Visually, the game uses pixelated graphics which are quite pleasing to the eye. Speech and most actions are represented by animations, and there is never any trouble making out what is going on. The main protagonist, who also takes up the role of a narrator, does an excellent job of conveying his thoughts, feelings, and intentions. Other characters feel lacking in that regard even though, judging by the end-credits, they were all voiced by the same person.
Image courtesy of GO GO Free Games
In a traditional point-and-click manner, you must guide James in finding the necessary tools for solving any given puzzle.
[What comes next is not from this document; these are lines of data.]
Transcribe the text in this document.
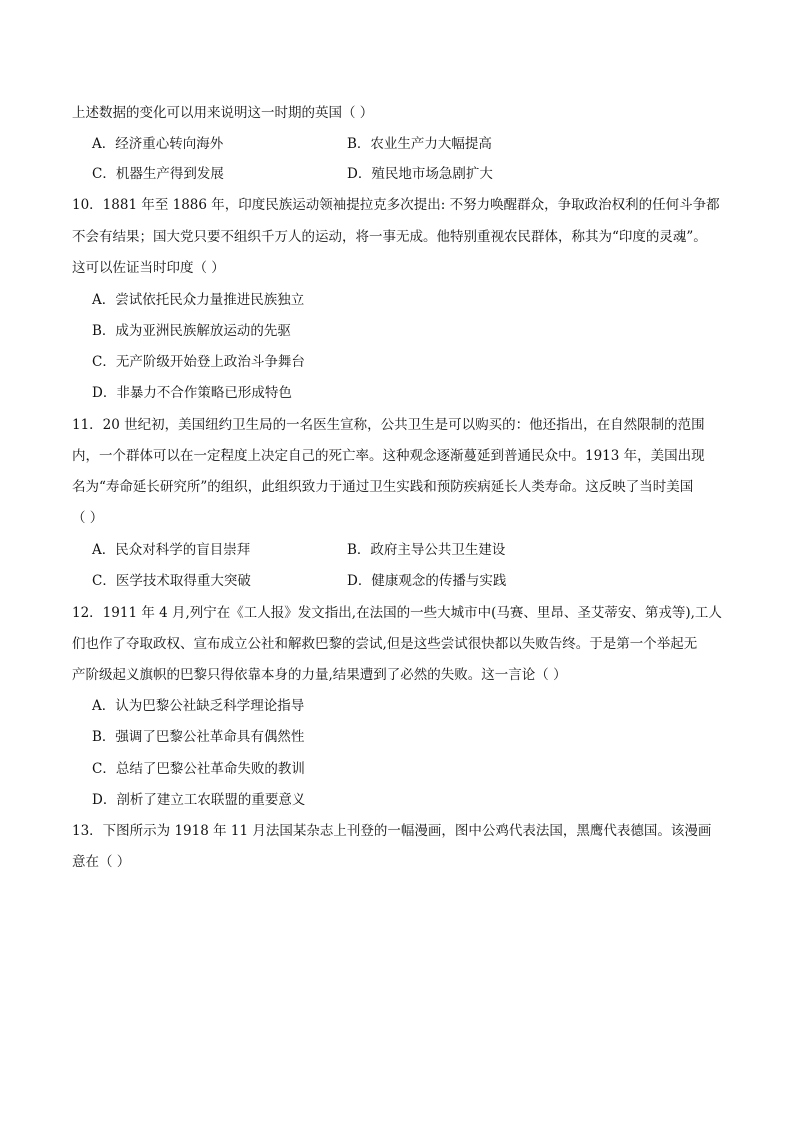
上述数据的变化可以用来说明这一时期的英国（ ）
A．经济重心转向海外	B．农业生产力大幅提高
C．机器生产得到发展	D．殖民地市场急剧扩大
10．1881 年至 1886 年，印度民族运动领袖提拉克多次提出: 不努力唤醒群众，争取政治权利的任何斗争都
不会有结果；国大党只要不组织千万人的运动，将一事无成。他特别重视农民群体，称其为“印度的灵魂”。
这可以佐证当时印度（ ）
A．尝试依托民众力量推进民族独立
B．成为亚洲民族解放运动的先驱
C．无产阶级开始登上政治斗争舞台
D．非暴力不合作策略已形成特色
11．20 世纪初，美国纽约卫生局的一名医生宣称，公共卫生是可以购买的：他还指出，在自然限制的范围
内，一个群体可以在一定程度上决定自己的死亡率。这种观念逐渐蔓延到普通民众中。1913 年，美国出现
名为“寿命延长研究所”的组织，此组织致力于通过卫生实践和预防疾病延长人类寿命。这反映了当时美国
（ ）
A．民众对科学的盲目崇拜	B．政府主导公共卫生建设
C．医学技术取得重大突破	D．健康观念的传播与实践
12．1911 年 4 月,列宁在《工人报》发文指出,在法国的一些大城市中(马赛、里昂、圣艾蒂安、第戎等),工人
们也作了夺取政权、宣布成立公社和解救巴黎的尝试,但是这些尝试很快都以失败告终。于是第一个举起无
产阶级起义旗帜的巴黎只得依靠本身的力量,结果遭到了必然的失败。这一言论（ ）
A．认为巴黎公社缺乏科学理论指导
B．强调了巴黎公社革命具有偶然性
C．总结了巴黎公社革命失败的教训
D．剖析了建立工农联盟的重要意义
13．下图所示为 1918 年 11 月法国某杂志上刊登的一幅漫画，图中公鸡代表法国，黑鹰代表德国。该漫画
意在（ ）
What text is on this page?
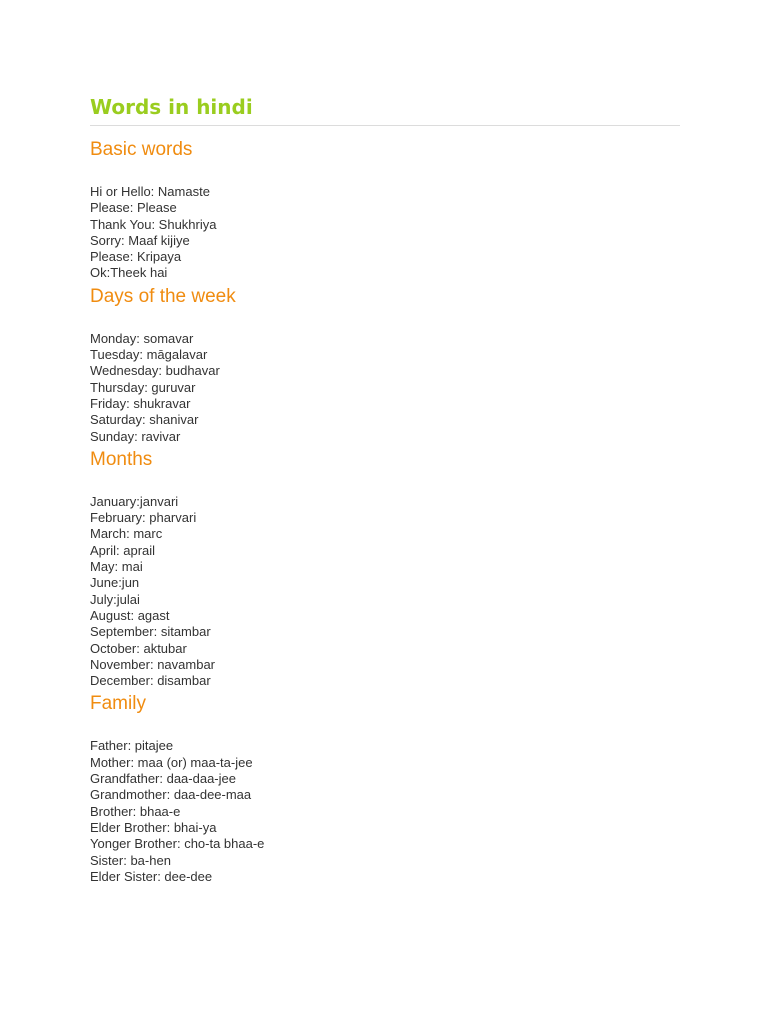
Words in hindi
Basic words
Hi or Hello: Namaste
Please: Please
Thank You: Shukhriya
Sorry: Maaf kijiye
Please: Kripaya
Ok:Theek hai
Days of the week
Monday: somavar
Tuesday: māgalavar
Wednesday: budhavar
Thursday: guruvar
Friday: shukravar
Saturday: shanivar
Sunday: ravivar
Months
January:janvari
February: pharvari
March: marc
April: aprail
May: mai
June:jun
July:julai
August: agast
September: sitambar
October: aktubar
November: navambar
December: disambar
Family
Father: pitajee
Mother: maa (or) maa-ta-jee
Grandfather: daa-daa-jee
Grandmother: daa-dee-maa
Brother: bhaa-e
Elder Brother: bhai-ya
Yonger Brother: cho-ta bhaa-e
Sister: ba-hen
Elder Sister: dee-dee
A descriptive text appears over any interactive objects, providing a welcome visual feedback and meaning you don’t have to click on every square inch of the screen to progress.
The music is subtle, unsettling; similar to what John Carpenter and Ennio Morricone did in 1982’s The Thing, from which, more than likely, Peridium has drawn a lot of inspiration.
The game’s only shortcoming is its length; it’s unlikely to take you more than 30 minutes to complete, though there are two different endings to experience. However, taking the development time and team size into consideration, it is understandable. If you’re craving a short and spooky adventure game, Peridium is available on the developer’s blog — for free. If you’re feeling generous, you may consider donating a chosen amount and supporting their future projects. Either way, I suggest you give this game a go whenever you have half an hour of time at your disposal.